Gebze’nin tarihi ve kültür varlıkları gerçekten yeterince tanıtılmadığından ötürü bilinmiyor. Bırakın başkalarını Gebze’de yaşayan birçok kişi kentin geçmişinin önemli izleri olan tarihi yapıları, mekânları bilmez. Hatta öyle ki her gün yanından geçip gittikleri Çoban Mustafa Paşa Külliyesi hakkında doğru düzgün bilgileri yoktur. Oysa Çoban Mustafa Paşa Külliyesi 499 yıllık geçmişiyle Gebze adına çok önemli tarihi eserdir.
Osmanlı döneminde menzil kasabalarının en önemlilerinden olan Gebze’de Çoban Mustafa Paşa tarafından 1523'te yaptırılan külliyenin bilindiği gibi önemli parçalarından birisi kervansaraydır.
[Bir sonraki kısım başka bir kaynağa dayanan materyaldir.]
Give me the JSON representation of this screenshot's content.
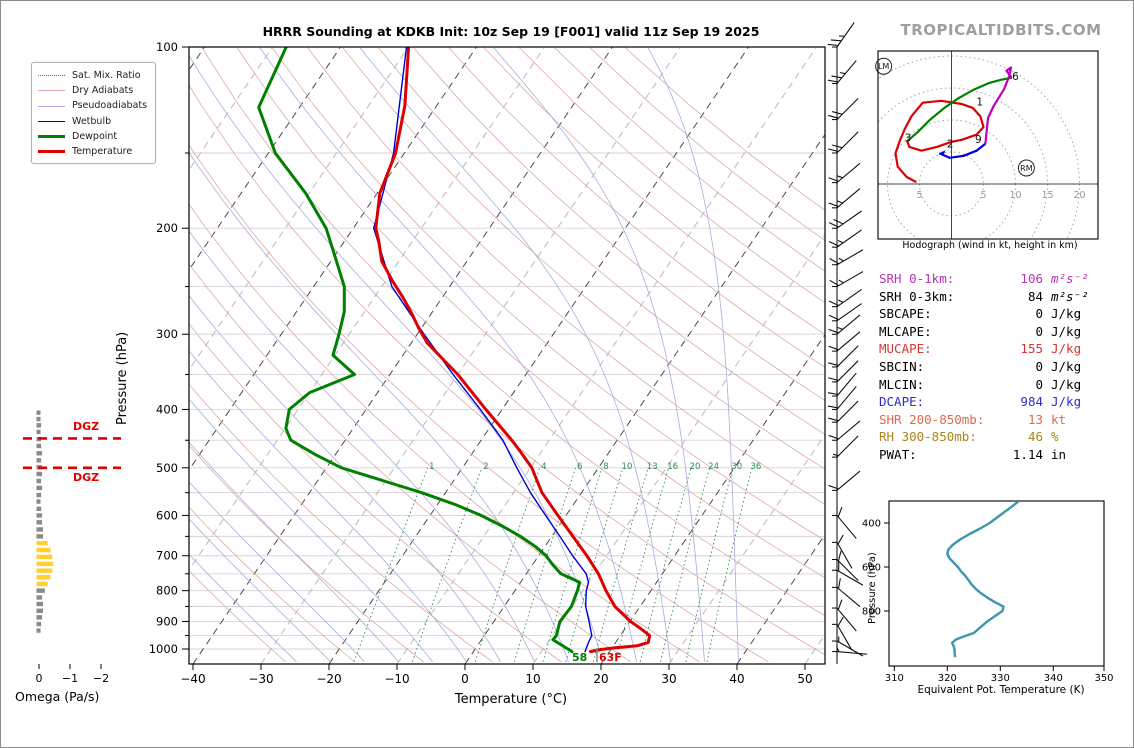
{
  "title": "HRRR Sounding at KDKB Init: 10z Sep 19 [F001] valid 11z Sep 19 2025",
  "watermark": "TROPICALTIDBITS.COM",
  "skewt": {
    "xlabel": "Temperature (°C)",
    "ylabel": "Pressure (hPa)",
    "x_ticks": [
      -40,
      -30,
      -20,
      -10,
      0,
      10,
      20,
      30,
      40,
      50
    ],
    "p_ticks": [
      100,
      200,
      300,
      400,
      500,
      600,
      700,
      800,
      900,
      1000
    ],
    "mix_ratio_values": [
      1,
      2,
      4,
      6,
      8,
      10,
      13,
      16,
      20,
      24,
      30,
      36
    ],
    "dgz_label": "DGZ",
    "dgz_pressures": [
      447,
      500
    ],
    "surface": {
      "dewpoint_f": "58",
      "temp_f": "63F"
    },
    "legend": [
      {
        "label": "Sat. Mix. Ratio",
        "style": "dotted",
        "color": "#2e8b57"
      },
      {
        "label": "Dry Adiabats",
        "style": "thin",
        "color": "#dfa8a8"
      },
      {
        "label": "Pseudoadiabats",
        "style": "thin",
        "color": "#a8ace0"
      },
      {
        "label": "Wetbulb",
        "style": "medium",
        "color": "#0000cc"
      },
      {
        "label": "Dewpoint",
        "style": "thick",
        "color": "#008000"
      },
      {
        "label": "Temperature",
        "style": "thick",
        "color": "#dd0000"
      }
    ]
  },
  "omega": {
    "label": "Omega (Pa/s)",
    "ticks": [
      0,
      -1,
      -2
    ]
  },
  "hodograph": {
    "caption": "Hodograph (wind in kt, height in km)",
    "rings_kt": [
      5,
      10,
      15,
      20
    ],
    "ring_tick_labels": [
      {
        "text": "5",
        "u": -5
      },
      {
        "text": "5",
        "u": 5
      },
      {
        "text": "10",
        "u": 10
      },
      {
        "text": "15",
        "u": 15
      },
      {
        "text": "20",
        "u": 20
      }
    ],
    "storm_markers": [
      {
        "label": "LM",
        "u": -10.6,
        "v": 18.4
      },
      {
        "label": "RM",
        "u": 11.7,
        "v": 2.5
      }
    ],
    "height_labels": [
      {
        "km": "1",
        "u": 4.4,
        "v": 12.7
      },
      {
        "km": "2",
        "u": -0.2,
        "v": 6.2
      },
      {
        "km": "3",
        "u": -6.8,
        "v": 7.1
      },
      {
        "km": "6",
        "u": 10.0,
        "v": 16.7
      },
      {
        "km": "9",
        "u": 4.2,
        "v": 6.9
      }
    ]
  },
  "stats": [
    {
      "label": "SRH 0-1km:",
      "value": "106",
      "unit": "m²s⁻²",
      "color": "#b535b5",
      "italic_unit": true
    },
    {
      "label": "SRH 0-3km:",
      "value": "84",
      "unit": "m²s⁻²",
      "color": "#000000",
      "italic_unit": true
    },
    {
      "label": "SBCAPE:",
      "value": "0",
      "unit": "J/kg",
      "color": "#000000",
      "italic_unit": false
    },
    {
      "label": "MLCAPE:",
      "value": "0",
      "unit": "J/kg",
      "color": "#000000",
      "italic_unit": false
    },
    {
      "label": "MUCAPE:",
      "value": "155",
      "unit": "J/kg",
      "color": "#d43535",
      "italic_unit": false
    },
    {
      "label": "SBCIN:",
      "value": "0",
      "unit": "J/kg",
      "color": "#000000",
      "italic_unit": false
    },
    {
      "label": "MLCIN:",
      "value": "0",
      "unit": "J/kg",
      "color": "#000000",
      "italic_unit": false
    },
    {
      "label": "DCAPE:",
      "value": "984",
      "unit": "J/kg",
      "color": "#2c2ccc",
      "italic_unit": false
    },
    {
      "label": "SHR 200-850mb:",
      "value": "13",
      "unit": "kt",
      "color": "#e06a4a",
      "italic_unit": false
    },
    {
      "label": "RH 300-850mb:",
      "value": "46",
      "unit": "%",
      "color": "#a8861f",
      "italic_unit": false
    },
    {
      "label": "PWAT:",
      "value": "1.14",
      "unit": "in",
      "color": "#000000",
      "italic_unit": false
    }
  ],
  "thetae_panel": {
    "xlabel": "Equivalent Pot. Temperature (K)",
    "ylabel": "Pressure (hPa)",
    "x_ticks": [
      310,
      320,
      330,
      340,
      350
    ],
    "p_ticks": [
      400,
      600,
      800
    ],
    "color": "#3c96ae"
  },
  "chart_data": [
    {
      "type": "line",
      "name": "skewt-profiles",
      "ylabel": "Pressure (hPa)",
      "xlabel": "Temperature (°C)",
      "xlim": [
        -40,
        50
      ],
      "plim": [
        100,
        1050
      ],
      "series": [
        {
          "name": "Temperature",
          "color": "#dd0000",
          "width": 3,
          "pressure_hpa": [
            100,
            125,
            150,
            175,
            200,
            210,
            227,
            245,
            261,
            277,
            293,
            310,
            350,
            400,
            450,
            470,
            500,
            550,
            600,
            650,
            700,
            750,
            800,
            850,
            900,
            925,
            950,
            975,
            988,
            995,
            1002,
            1010
          ],
          "temp_c": [
            -70,
            -64.7,
            -61.3,
            -59.6,
            -56.7,
            -55,
            -52.5,
            -48.9,
            -45.7,
            -42.9,
            -40.4,
            -37.7,
            -30,
            -22.4,
            -15.5,
            -13.1,
            -9.8,
            -5.8,
            -1.2,
            3.1,
            7.1,
            10.6,
            13.4,
            16.3,
            20.1,
            22.3,
            24.3,
            24.8,
            23.5,
            20.5,
            18.5,
            17.2
          ]
        },
        {
          "name": "Dewpoint",
          "color": "#008000",
          "width": 3,
          "pressure_hpa": [
            100,
            126,
            150,
            175,
            200,
            225,
            250,
            275,
            300,
            325,
            350,
            375,
            400,
            430,
            450,
            475,
            500,
            525,
            550,
            575,
            600,
            625,
            650,
            675,
            700,
            725,
            750,
            775,
            800,
            850,
            900,
            950,
            965,
            985,
            1010
          ],
          "temp_c": [
            -88,
            -86,
            -79,
            -70.5,
            -64,
            -59.5,
            -55.5,
            -53,
            -51.5,
            -50.3,
            -45.2,
            -50,
            -51.3,
            -49.9,
            -48,
            -43,
            -37.8,
            -30.5,
            -23.5,
            -17.5,
            -12.5,
            -8.3,
            -4.6,
            -1.5,
            1.1,
            3,
            5.1,
            8.7,
            9.2,
            9.9,
            9.7,
            10.6,
            10.5,
            12.3,
            14.5
          ]
        },
        {
          "name": "Wetbulb",
          "color": "#0000cc",
          "width": 1.4,
          "pressure_hpa": [
            100,
            150,
            200,
            250,
            300,
            350,
            400,
            450,
            500,
            550,
            600,
            650,
            700,
            750,
            775,
            800,
            850,
            900,
            950,
            975,
            1000,
            1010
          ],
          "temp_c": [
            -70.3,
            -61.6,
            -57,
            -48.5,
            -39,
            -30.7,
            -23.2,
            -16.8,
            -12,
            -7.5,
            -3,
            1.2,
            5,
            8.8,
            10,
            10.5,
            12,
            14,
            15.8,
            16,
            16.3,
            16.4
          ]
        }
      ],
      "wind_barbs_p_dir_kt": [
        [
          100,
          35,
          25
        ],
        [
          115,
          40,
          25
        ],
        [
          132,
          45,
          20
        ],
        [
          150,
          45,
          20
        ],
        [
          168,
          50,
          15
        ],
        [
          185,
          50,
          15
        ],
        [
          200,
          55,
          20
        ],
        [
          215,
          55,
          15
        ],
        [
          230,
          60,
          15
        ],
        [
          250,
          60,
          15
        ],
        [
          270,
          55,
          15
        ],
        [
          285,
          55,
          10
        ],
        [
          300,
          50,
          15
        ],
        [
          320,
          50,
          10
        ],
        [
          340,
          45,
          10
        ],
        [
          360,
          45,
          10
        ],
        [
          380,
          40,
          10
        ],
        [
          400,
          40,
          10
        ],
        [
          420,
          45,
          10
        ],
        [
          450,
          50,
          10
        ],
        [
          480,
          45,
          5
        ],
        [
          545,
          50,
          10
        ],
        [
          600,
          140,
          10
        ],
        [
          665,
          150,
          10
        ],
        [
          710,
          135,
          10
        ],
        [
          740,
          120,
          10
        ],
        [
          790,
          130,
          10
        ],
        [
          855,
          140,
          10
        ],
        [
          910,
          150,
          10
        ],
        [
          970,
          120,
          5
        ],
        [
          1010,
          95,
          5
        ]
      ]
    },
    {
      "type": "line",
      "name": "hodograph",
      "units": "kt",
      "rings": [
        5,
        10,
        15,
        20
      ],
      "segments": [
        {
          "name": "0-3km",
          "color": "#dd0000",
          "uv": [
            [
              -5.5,
              0.3
            ],
            [
              -7,
              1.1
            ],
            [
              -8.4,
              2.7
            ],
            [
              -8.75,
              4.8
            ],
            [
              -8.1,
              6.7
            ],
            [
              -7.3,
              8.6
            ],
            [
              -6.25,
              10.6
            ],
            [
              -4.5,
              12.7
            ],
            [
              -1.6,
              13
            ],
            [
              1.6,
              12.5
            ],
            [
              3.3,
              11.9
            ],
            [
              4.5,
              10.6
            ],
            [
              5,
              8.9
            ],
            [
              3.9,
              7.7
            ],
            [
              1.6,
              6.9
            ],
            [
              0,
              6.6
            ],
            [
              -2.3,
              5.8
            ],
            [
              -4.7,
              5.2
            ],
            [
              -6.6,
              5.8
            ],
            [
              -6.9,
              6.7
            ]
          ]
        },
        {
          "name": "3-6km",
          "color": "#008000",
          "uv": [
            [
              -6.9,
              6.7
            ],
            [
              -5.3,
              8.1
            ],
            [
              -3.4,
              10
            ],
            [
              -1.1,
              11.9
            ],
            [
              1.1,
              13.4
            ],
            [
              3.4,
              14.7
            ],
            [
              5.9,
              15.8
            ],
            [
              7.8,
              16.3
            ],
            [
              9.4,
              16.6
            ]
          ]
        },
        {
          "name": "6-9km",
          "color": "#bb00bb",
          "uv": [
            [
              9.4,
              16.6
            ],
            [
              8.6,
              17.7
            ],
            [
              9.3,
              18.2
            ],
            [
              9,
              16.8
            ],
            [
              8.2,
              14.8
            ],
            [
              6.6,
              12.2
            ],
            [
              5.7,
              10.3
            ],
            [
              5.5,
              8.3
            ],
            [
              5.3,
              6.3
            ]
          ]
        },
        {
          "name": "9km+",
          "color": "#0000dd",
          "uv": [
            [
              5.3,
              6.3
            ],
            [
              3.9,
              5.2
            ],
            [
              1.9,
              4.4
            ],
            [
              -0.3,
              4.1
            ],
            [
              -1.9,
              4.8
            ]
          ]
        }
      ]
    },
    {
      "type": "line",
      "name": "equivalent-potential-temperature",
      "color": "#3c96ae",
      "xlabel": "Equivalent Pot. Temperature (K)",
      "ylabel": "Pressure (hPa)",
      "xlim": [
        309,
        349.5
      ],
      "plim": [
        300,
        1050
      ],
      "pressure_hpa": [
        300,
        325,
        350,
        375,
        400,
        425,
        450,
        475,
        500,
        520,
        540,
        560,
        580,
        600,
        620,
        640,
        660,
        680,
        700,
        720,
        740,
        760,
        780,
        800,
        820,
        850,
        875,
        900,
        915,
        930,
        945,
        960,
        980,
        1000,
        1010
      ],
      "theta_e_k": [
        333.5,
        332.2,
        330.8,
        329.4,
        328,
        326.2,
        324.2,
        322.4,
        321,
        320.2,
        320,
        320.4,
        321.2,
        322,
        322.6,
        323.4,
        324,
        324.6,
        325.4,
        326.4,
        327.6,
        329,
        330.6,
        330.4,
        329.2,
        327.4,
        326.2,
        325,
        323.2,
        321.6,
        320.9,
        321.2,
        321.4,
        321.4,
        321.5
      ]
    },
    {
      "type": "bar",
      "name": "omega",
      "xlabel": "Omega (Pa/s)",
      "x_ticks": [
        0,
        -1,
        -2
      ],
      "yellow_threshold": -0.1,
      "pressure_hpa": [
        405,
        415,
        425,
        436,
        448,
        460,
        473,
        486,
        499,
        512,
        526,
        540,
        555,
        569,
        585,
        600,
        616,
        633,
        650,
        667,
        685,
        703,
        722,
        741,
        760,
        780,
        800,
        821,
        842,
        864,
        886,
        909,
        932
      ],
      "omega_pa_s": [
        -0.04,
        -0.04,
        -0.05,
        -0.04,
        -0.05,
        -0.05,
        -0.06,
        -0.05,
        -0.06,
        -0.06,
        -0.05,
        -0.06,
        -0.05,
        -0.04,
        -0.05,
        -0.06,
        -0.06,
        -0.07,
        -0.07,
        -0.12,
        -0.15,
        -0.17,
        -0.18,
        -0.17,
        -0.15,
        -0.12,
        -0.09,
        -0.06,
        -0.07,
        -0.07,
        -0.06,
        -0.05,
        -0.04
      ],
      "colors": {
        "neutral": "#8a8a8a",
        "rising": "#ffcf33"
      }
    }
  ]
}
Eskiçarşı içinde kalan tarihi kervansaray zamanında yolcuların ve binek hayvanlarının dinlenip konakladığı mekandı. Ne var ki zaman içinde işlevini yitirdi, sonra ki yıllarda ise bir takım kişiler tarafından ele geçirildi. Yakın zamanda ise bir takım uyanıklar kervansarayı önce amacı dışında kullanmaya ardından ise çevresine bina yapmaya başladılar. Tabi dört tarafına yapılan beton binaların tam ortasında kalan kervansaray yıllarca kaderiyle baş başa kaldı.
Çoban Mustafa Paşa Külliyesi’nin 1961-1970 yılları arasında restorasyon çalışmalarını yürüten Yüksek Mimar Cahide Tamer ( d.1915- ö.2005) kervansaray ile ilgili olarak sanırım 1971 yılında İstanbul anıtlar yüksek kuruluna bir yazı gönderiyor ve kervansarayın etrafına beton binalar yapıldığını bildiriyor. Tabi devletin bürokratı o zamanlar pekte bu tür şeylerle ilgilenmiyor. Sonuçta, Eskiçarşı içinde ki kervansaray tamamen beton binalarla kuşatılıyor.
Yazının başlığında ifade ettiğim gibi ülke insanı olarak tarihi ve kültür varlıklarımıza sahip çıkamıyoruz.
Buna en iyi örnek yukarıda sözünü ettiğim ve özet bilgiler verdiğim Çoban Mustafa Paşa Külliyesi’dir. Bu yapının 9 yıl restorasyon çalışmalarını yürüten Yüksek Mimar Cahide Tamer anılarında söz ettikleri ibret vericidir.
Restorasyona başlamadan önce Külliye’nin adeta virane gibi olduğunu belirtiyor, kubbelerinin kurşunlarının çalınıp çarşıda kurşuncularda eritilip satıldığını yazıyor. Yine Külliye ’ye ait bir taş sütunun yerinden alınıp Gebze Orta Okulu bahçesine götürülerek kürsü gibi kullanıldığını ifade eden Cahide Tamer, Külliye’nin bir çok kısmında bulunan odunların söküldüğünü hatta kimi kısımlarda ki taşların bile yerinden çıkarılıp götürüldüğünü ifade ediyor.
Yine dönemin tanınmış gazetecilerinden Refi Cevat Ulunay (d.1890 ö.1968) külliyenin o dönem ki perişan hallerini Yeni Sabah ve Milliyet gazetelerindeki köşelerinde yazmıştır. Böylesine önemli bir tarihi eserin sahipsizliğine adeta isyan etmiştir.
Refi Cevat Ulunay, benim bizzat okuduğum bir köşe yazısında ise cami de kimi değerli eşyalardan bazılarının çalındığını, yok edildiğini de ifade etmiştir.
Özetle, Gebze’nin en önemli tarihi eseri olan Çoban Mustafa Paşa Külliyesi yakın tarih içinde yağma edilmişti.